"“Mandating health insurance coverage and expanding the demand for health services without increasing supply drove up costs. Economics 101 tells us that."" Projects ObamaCare will cost US 950,000 jobs.
9/15/11, "Report: ‘Romneycare’ a jobs killer," Boston Herald, Frank Quaratiello
"The Bay State’s controversial 2006 universal health-care plan — also known as “Romneycare” — has cost Massachusetts more than 18,000 jobs, according to an exclusive blockbuster study that could provide ammo to GOP rivals of former Gov. Mitt Romney as he touts his job-creating chops on the campaign trail.
“Mandating health insurance coverage and expanding the demand for health services without increasing supply drove up costs. Economics 101 tells us that,” said Paul Bachman, research director at Suffolk University’s Beacon Hill Institute, the conservative think tank that conducted the study. The Herald obtained an exclusive copy of the findings.
“The ‘shared sacrifice’ needed to provide universal health care includes a net loss of jobs, which is attributable to the higher costs that the measure imposed,” said David Tuerck, the institute’s executive director.
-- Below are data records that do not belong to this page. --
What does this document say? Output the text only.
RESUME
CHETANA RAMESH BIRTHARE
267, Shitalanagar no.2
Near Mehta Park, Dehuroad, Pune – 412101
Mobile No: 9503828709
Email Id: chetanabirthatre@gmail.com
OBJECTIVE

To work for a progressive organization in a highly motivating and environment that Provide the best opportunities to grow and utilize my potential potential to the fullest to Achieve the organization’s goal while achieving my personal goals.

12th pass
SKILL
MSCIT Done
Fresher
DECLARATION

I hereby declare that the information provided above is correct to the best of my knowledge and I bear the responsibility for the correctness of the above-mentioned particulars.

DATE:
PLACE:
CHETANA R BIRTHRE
“The United States is looking down the barrel of this with national health-care reform,” Bachman told the Herald, noting that Massachusetts’ first-in-the-nation heath-care overhaul — a hallmark of the Romney administration — was a template for President Obama’s national health-care law....
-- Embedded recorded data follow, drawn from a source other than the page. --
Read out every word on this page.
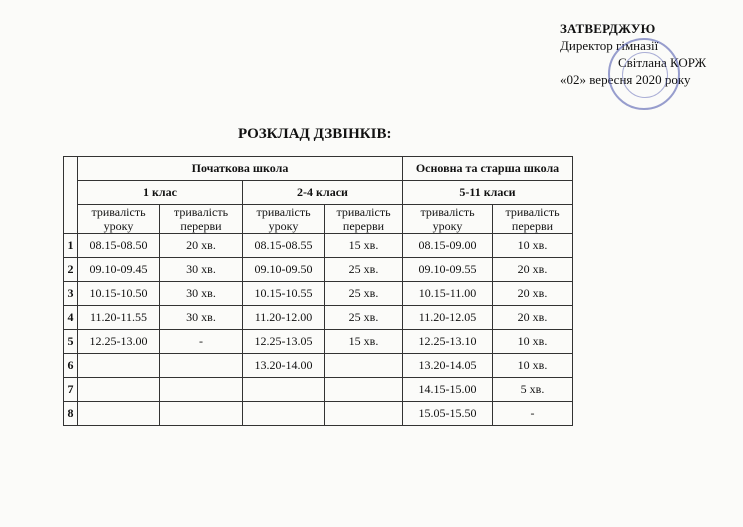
ЗАТВЕРДЖУЮ
Директор гімназії
Світлана КОРЖ
«02» вересня 2020 року
РОЗКЛАД ДЗВІНКІВ:
	Початкова школа				Основна та старша школа	
	1 клас		2-4 класи		5-11 класи	
	тривалість уроку	тривалість перерви	тривалість уроку	тривалість перерви	тривалість уроку	тривалість перерви
1	08.15-08.50	20 хв.	08.15-08.55	15 хв.	08.15-09.00	10 хв.
2	09.10-09.45	30 хв.	09.10-09.50	25 хв.	09.10-09.55	20 хв.
3	10.15-10.50	30 хв.	10.15-10.55	25 хв.	10.15-11.00	20 хв.
4	11.20-11.55	30 хв.	11.20-12.00	25 хв.	11.20-12.05	20 хв.
5	12.25-13.00	-	12.25-13.05	15 хв.	12.25-13.10	10 хв.
6			13.20-14.00		13.20-14.05	10 хв.
7					14.15-15.00	5 хв.
8					15.05-15.50	-
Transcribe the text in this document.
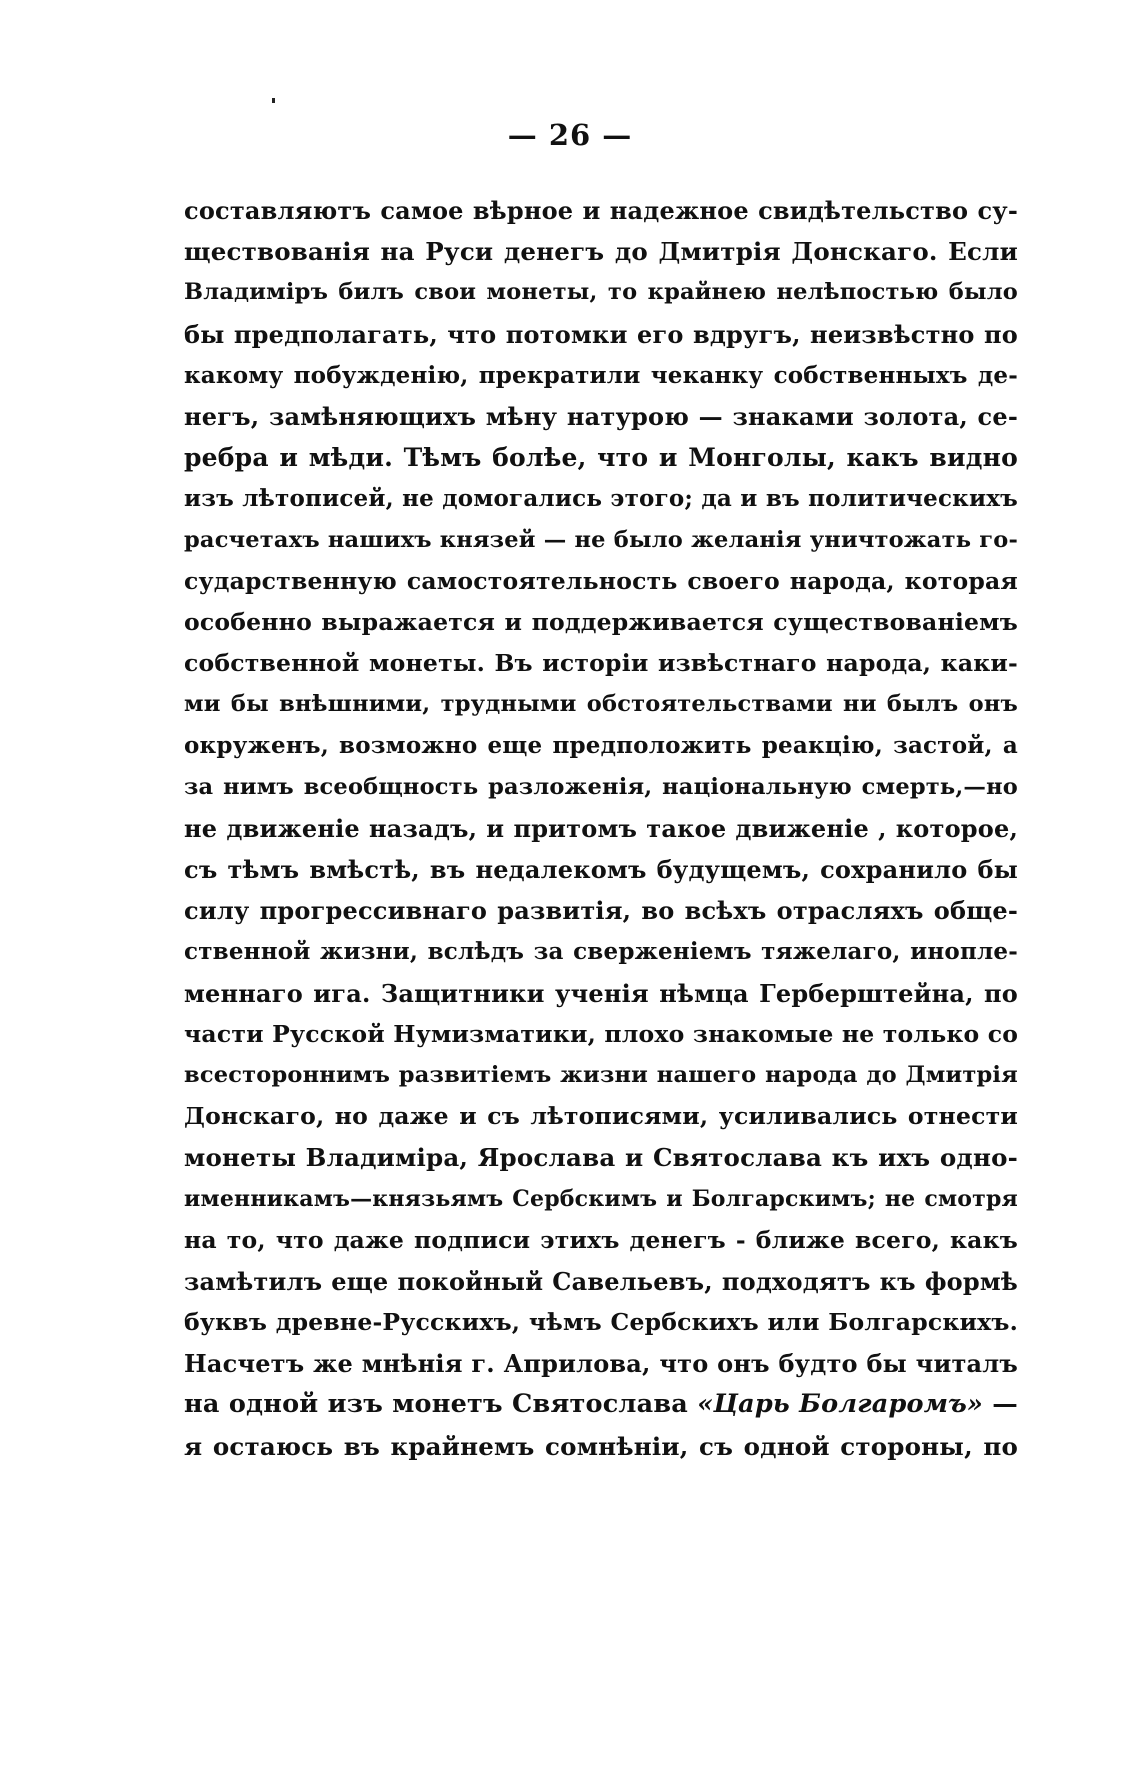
— 26 —
составляютъ самое вѣрное и надежное свидѣтельство су-
ществованія на Руси денегъ до Дмитрія Донскаго. Если
Владиміръ билъ свои монеты, то крайнею нелѣпостью было
бы предполагать, что потомки его вдругъ, неизвѣстно по
какому побужденію, прекратили чеканку собственныхъ де-
негъ, замѣняющихъ мѣну натурою — знаками золота, се-
ребра и мѣди. Тѣмъ болѣе, что и Монголы, какъ видно
изъ лѣтописей, не домогались этого; да и въ политическихъ
расчетахъ нашихъ князей — не было желанія уничтожать го-
сударственную самостоятельность своего народа, которая
особенно выражается и поддерживается существованіемъ
собственной монеты. Въ исторіи извѣстнаго народа, каки-
ми бы внѣшними, трудными обстоятельствами ни былъ онъ
окруженъ, возможно еще предположить реакцію, застой, а
за нимъ всеобщность разложенія, національную смерть,—но
не движеніе назадъ, и притомъ такое движеніе , которое,
съ тѣмъ вмѣстѣ, въ недалекомъ будущемъ, сохранило бы
силу прогрессивнаго развитія, во всѣхъ отрасляхъ обще-
ственной жизни, вслѣдъ за сверженіемъ тяжелаго, инопле-
меннаго ига. Защитники ученія нѣмца Герберштейна, по
части Русской Нумизматики, плохо знакомые не только со
всестороннимъ развитіемъ жизни нашего народа до Дмитрія
Донскаго, но даже и съ лѣтописями, усиливались отнести
монеты Владиміра, Ярослава и Святослава къ ихъ одно-
именникамъ—князьямъ Сербскимъ и Болгарскимъ; не смотря
на то, что даже подписи этихъ денегъ - ближе всего, какъ
замѣтилъ еще покойный Савельевъ, подходятъ къ формѣ
буквъ древне-Русскихъ, чѣмъ Сербскихъ или Болгарскихъ.
Насчетъ же мнѣнія г. Априлова, что онъ будто бы читалъ
на одной изъ монетъ Святослава «Царь Болгаромъ» —
я остаюсь въ крайнемъ сомнѣніи, съ одной стороны, по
Bachman projected that so-called Obamacare would
- drive up health-care costs $77.5 billion nationwide
- and cost the nation 950,000 jobs.
Despite Romney’s vaunted business acumen as a successful venture capitalist, Bachman said the former governor “was a little naive about what would become of the law.”
The Beacon Hill Institute study found that, on average, Romneycare:
• cost the Bay State 18,313 jobs;
• drove up total health insurance costs in Massachusetts by $4.311 billion;
slowed the growth of disposable income per person by $376; and
• reduced investment in Massachusetts by $25.06 million.
“We think it’s very pertinent and very similar to the health-care law that was passed nationally — it’s a case study,” Bachman said. “This is what happened in Massachusetts, and this is what can be expected from the national health-care act.”...
He also noted the state’s health-care costs have been heavily subsidized by billions of dollars in- federal aid through a Medicaid waiver program.